Wiesbaden (dpa/lhe) - Mehr als die Hälfte der Sirenen in Hessen können mittlerweile digital gesteuert werden. Rund 2.400 der etwa 4.050 Sirenen im Land sind mit dem sogenannten digitalen Tetra-Funk steuerbar, wie aus einer Antwort des hessischen Innenministeriums auf eine kleine Anfrage des Landtagsabgeordneten Sascha Herr (parteilos) hervorgeht.

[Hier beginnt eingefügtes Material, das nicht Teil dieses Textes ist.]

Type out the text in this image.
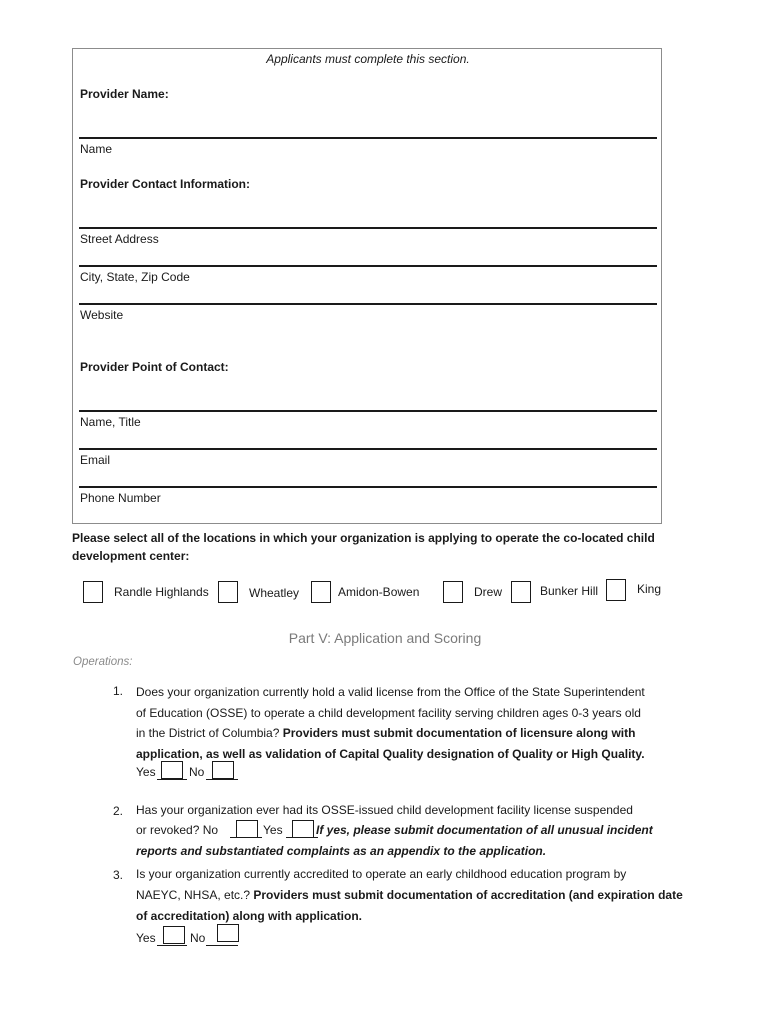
Applicants must complete this section.
Provider Name:
Name
Provider Contact Information:
Street Address
City, State, Zip Code
Website
Provider Point of Contact:
Name, Title
Email
Phone Number
Please select all of the locations in which your organization is applying to operate the co-located child
development center:
Randle Highlands	Wheatley	Amidon-Bowen	Drew	Bunker Hill	King
Part V: Application and Scoring
Operations:
1. Does your organization currently hold a valid license from the Office of the State Superintendent
of Education (OSSE) to operate a child development facility serving children ages 0-3 years old
in the District of Columbia? Providers must submit documentation of licensure along with
application, as well as validation of Capital Quality designation of Quality or High Quality.
Yes	No
2. Has your organization ever had its OSSE-issued child development facility license suspended
or revoked? No	Yes	If yes, please submit documentation of all unusual incident
reports and substantiated complaints as an appendix to the application.
3. Is your organization currently accredited to operate an early childhood education program by
NAEYC, NHSA, etc.? Providers must submit documentation of accreditation (and expiration date
of accreditation) along with application.
Yes	No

In Wiesbaden können zum Beispiel 96 der 103 Sirenen digital ausgelöst werden, in Frankfurt sind es alle 21. Im Schwalm-Eder-Kreis hingegen sind es erst 76 von 243 und im Vogelsbergkreis erst 84 von 225.
Einzelne Probleme an Warntagen
Das Land Hessen unterstützte die Kommunen seit 2020 bei der Umstellung auf den digitalen Tetra-Funk finanziell. Mit Digitalfunk könnten großflächige Sirenenalarmierungen innerhalb von ein bis zwei Sekunden ausgelöst werden, heißt es auf der Homepage der Feuerwehr Hessen. «Erstmals ist auch eine Echtzeit-Überwachung der Funktionsfähigkeit einer Sirene möglich.»
Um die Warnmittel zu testen, gibt es regelmäßig Warntage. Bei den landesweiten Warntagen 2025 und 2026 kam zu kleineren Vorkommnissen: 2025 gab es laut Antwort Störungen bei einzelnen Warn-Apps, die durch die Anbieter behoben wurden. 2026 habe es «Verzögerungen und vereinzelte Ausfälle bei der digitalen Sirenenalarmierung» gegeben. Dazu laufe die Ursachenanalyse noch.